Last year, the media industry watched a dispute heat up between the staff of Deadspin and higher-ups at G/O Media, the parent company of the sports website, when deputy editor Barry Petchesky was fired for “not sticking to sports” and the entire editorial team resigned in protest. Now, 18 former Deadspin writers and editors have come together to form a digital media company called Defector Media.
The new company launched with a podcast in July (The Distraction), with its website making its debut early last month. Tom Ley, a former Deadspin features editor, is the current editor-in-chief, and Jasper Wang, former Bain & Company employee, serves as vice president of revenue and operations.
Although the COVID-19 pandemic has paused live sports coverage, the company isn’t worried that there will be a shortage of topics to dive into, Ley said. Writers are also reporting on other topics, such as business, politics and culture, which intersects with all sports.
One recent example is the debate about whether colleges and universities should try to play the football season during the COVID-19 pandemic. Although it’s technically a sports story, “it’s actually a story about labor, race, and class,” Ley said.
“You cannot have a meaningful conversation about whether Clemson and Auburn should be travelling and playing football through a pandemic without also talking about the moral implications of having the players—a mostly black unpaid labor force—put their own health and their families health at risk just so that the universities that do not pay them can continue to rake in billions of dollars in sports-related revenue,” he explained.

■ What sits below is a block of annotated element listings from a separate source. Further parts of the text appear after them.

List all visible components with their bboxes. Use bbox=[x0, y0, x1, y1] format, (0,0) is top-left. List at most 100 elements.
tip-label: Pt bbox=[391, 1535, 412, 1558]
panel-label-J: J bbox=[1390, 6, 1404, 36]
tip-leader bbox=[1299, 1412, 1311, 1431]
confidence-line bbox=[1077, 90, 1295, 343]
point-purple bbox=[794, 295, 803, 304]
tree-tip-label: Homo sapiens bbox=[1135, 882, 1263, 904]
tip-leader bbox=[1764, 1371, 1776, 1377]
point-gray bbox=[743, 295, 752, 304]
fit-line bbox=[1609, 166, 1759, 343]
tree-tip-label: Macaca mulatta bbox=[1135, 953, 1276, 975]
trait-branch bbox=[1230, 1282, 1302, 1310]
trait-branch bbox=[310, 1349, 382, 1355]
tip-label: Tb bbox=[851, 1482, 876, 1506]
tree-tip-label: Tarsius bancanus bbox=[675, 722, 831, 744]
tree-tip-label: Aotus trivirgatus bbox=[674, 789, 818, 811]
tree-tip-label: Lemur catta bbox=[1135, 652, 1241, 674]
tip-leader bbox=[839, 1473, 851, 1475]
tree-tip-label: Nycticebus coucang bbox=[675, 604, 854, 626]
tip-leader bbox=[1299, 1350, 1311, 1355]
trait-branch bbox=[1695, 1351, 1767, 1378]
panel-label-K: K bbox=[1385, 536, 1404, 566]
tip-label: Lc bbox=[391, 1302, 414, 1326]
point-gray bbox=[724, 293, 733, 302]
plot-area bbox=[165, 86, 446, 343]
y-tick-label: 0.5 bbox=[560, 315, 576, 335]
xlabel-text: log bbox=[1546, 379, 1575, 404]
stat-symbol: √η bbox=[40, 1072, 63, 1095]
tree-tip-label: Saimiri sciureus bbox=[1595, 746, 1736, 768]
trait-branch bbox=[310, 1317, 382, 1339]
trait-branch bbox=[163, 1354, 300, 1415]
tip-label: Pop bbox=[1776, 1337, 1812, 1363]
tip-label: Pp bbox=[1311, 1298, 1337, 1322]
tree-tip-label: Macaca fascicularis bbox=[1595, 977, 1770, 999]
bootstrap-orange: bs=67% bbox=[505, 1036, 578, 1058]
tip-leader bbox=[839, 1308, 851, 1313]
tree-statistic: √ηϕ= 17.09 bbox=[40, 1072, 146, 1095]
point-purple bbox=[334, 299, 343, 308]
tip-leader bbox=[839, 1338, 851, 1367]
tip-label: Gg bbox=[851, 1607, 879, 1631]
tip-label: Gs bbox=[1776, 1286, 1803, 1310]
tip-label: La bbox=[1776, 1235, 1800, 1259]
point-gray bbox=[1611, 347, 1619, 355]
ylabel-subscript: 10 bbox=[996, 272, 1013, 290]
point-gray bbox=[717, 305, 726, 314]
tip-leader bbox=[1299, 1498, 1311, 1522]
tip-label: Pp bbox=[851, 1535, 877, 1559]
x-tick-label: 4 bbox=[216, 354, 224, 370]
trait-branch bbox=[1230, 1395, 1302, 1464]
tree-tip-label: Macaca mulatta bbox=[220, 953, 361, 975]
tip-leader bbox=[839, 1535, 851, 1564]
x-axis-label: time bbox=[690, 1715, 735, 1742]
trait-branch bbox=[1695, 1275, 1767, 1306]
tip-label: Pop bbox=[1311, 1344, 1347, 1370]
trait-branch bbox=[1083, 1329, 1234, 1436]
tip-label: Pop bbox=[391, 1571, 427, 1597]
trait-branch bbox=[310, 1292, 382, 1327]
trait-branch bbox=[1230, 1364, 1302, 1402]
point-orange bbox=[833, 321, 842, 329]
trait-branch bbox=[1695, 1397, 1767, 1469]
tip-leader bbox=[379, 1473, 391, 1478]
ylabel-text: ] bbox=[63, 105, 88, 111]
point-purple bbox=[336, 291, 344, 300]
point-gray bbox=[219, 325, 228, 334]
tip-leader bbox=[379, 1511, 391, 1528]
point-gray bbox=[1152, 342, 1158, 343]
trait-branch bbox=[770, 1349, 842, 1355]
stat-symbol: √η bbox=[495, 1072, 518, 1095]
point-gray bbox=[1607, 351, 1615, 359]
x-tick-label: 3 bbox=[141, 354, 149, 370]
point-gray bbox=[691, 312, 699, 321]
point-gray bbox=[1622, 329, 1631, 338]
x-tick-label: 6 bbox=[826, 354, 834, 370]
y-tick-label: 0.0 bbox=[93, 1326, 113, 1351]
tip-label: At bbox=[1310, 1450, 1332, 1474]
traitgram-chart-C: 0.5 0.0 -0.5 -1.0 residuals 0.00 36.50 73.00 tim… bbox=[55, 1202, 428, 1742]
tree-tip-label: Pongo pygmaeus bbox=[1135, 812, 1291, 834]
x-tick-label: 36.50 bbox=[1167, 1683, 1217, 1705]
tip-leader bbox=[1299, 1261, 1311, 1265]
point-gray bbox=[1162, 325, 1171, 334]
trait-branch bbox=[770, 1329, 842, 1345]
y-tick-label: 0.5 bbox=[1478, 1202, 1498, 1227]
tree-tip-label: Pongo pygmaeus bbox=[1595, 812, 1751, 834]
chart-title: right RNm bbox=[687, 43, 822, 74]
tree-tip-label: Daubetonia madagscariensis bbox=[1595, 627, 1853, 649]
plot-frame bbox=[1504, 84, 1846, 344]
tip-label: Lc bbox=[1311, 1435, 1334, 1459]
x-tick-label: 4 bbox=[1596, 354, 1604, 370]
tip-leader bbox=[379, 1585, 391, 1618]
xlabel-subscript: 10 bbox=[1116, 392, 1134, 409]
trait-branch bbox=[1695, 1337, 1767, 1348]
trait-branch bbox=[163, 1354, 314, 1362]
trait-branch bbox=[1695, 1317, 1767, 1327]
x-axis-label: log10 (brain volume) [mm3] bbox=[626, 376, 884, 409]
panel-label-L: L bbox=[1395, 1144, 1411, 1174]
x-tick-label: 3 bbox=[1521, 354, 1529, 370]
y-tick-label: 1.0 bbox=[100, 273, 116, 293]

Currently, Defector operates on a subscription business model, which Wang played a key role in creating. Subscriptions for $8 a month includes unlimited access to articles, while $12 a month includes unlimited articles and commenting privileges; annual discounts are available for either plan. The podcast, which is produced in partnership with Stitcher, also serves as a source of advertising revenue. Additionally, Defector plans on experimenting with light advertising and hopes to host live events in the future.
After the initial launch was announced in the New York Times in late July, the company received 10,000 subscriptions within 24 hours. A few days later, it increased to nearly 15,000. For Ley, it indicates that people are excited to see the new website and their favorite Deadspin writers and editors return.
“When we were at Deadspin we were good at setting ourselves apart from the competition just by sort of filling the negative space that other sports publications either didn’t want to or just never got around dipping their toes in. We’ll do media criticism, which there’s just not a lot of in sports media. We’ll be rude in ways that other sites don’t like to be. We’ll be agonistic but do that in a way that’s very thoughtful,” Ley said.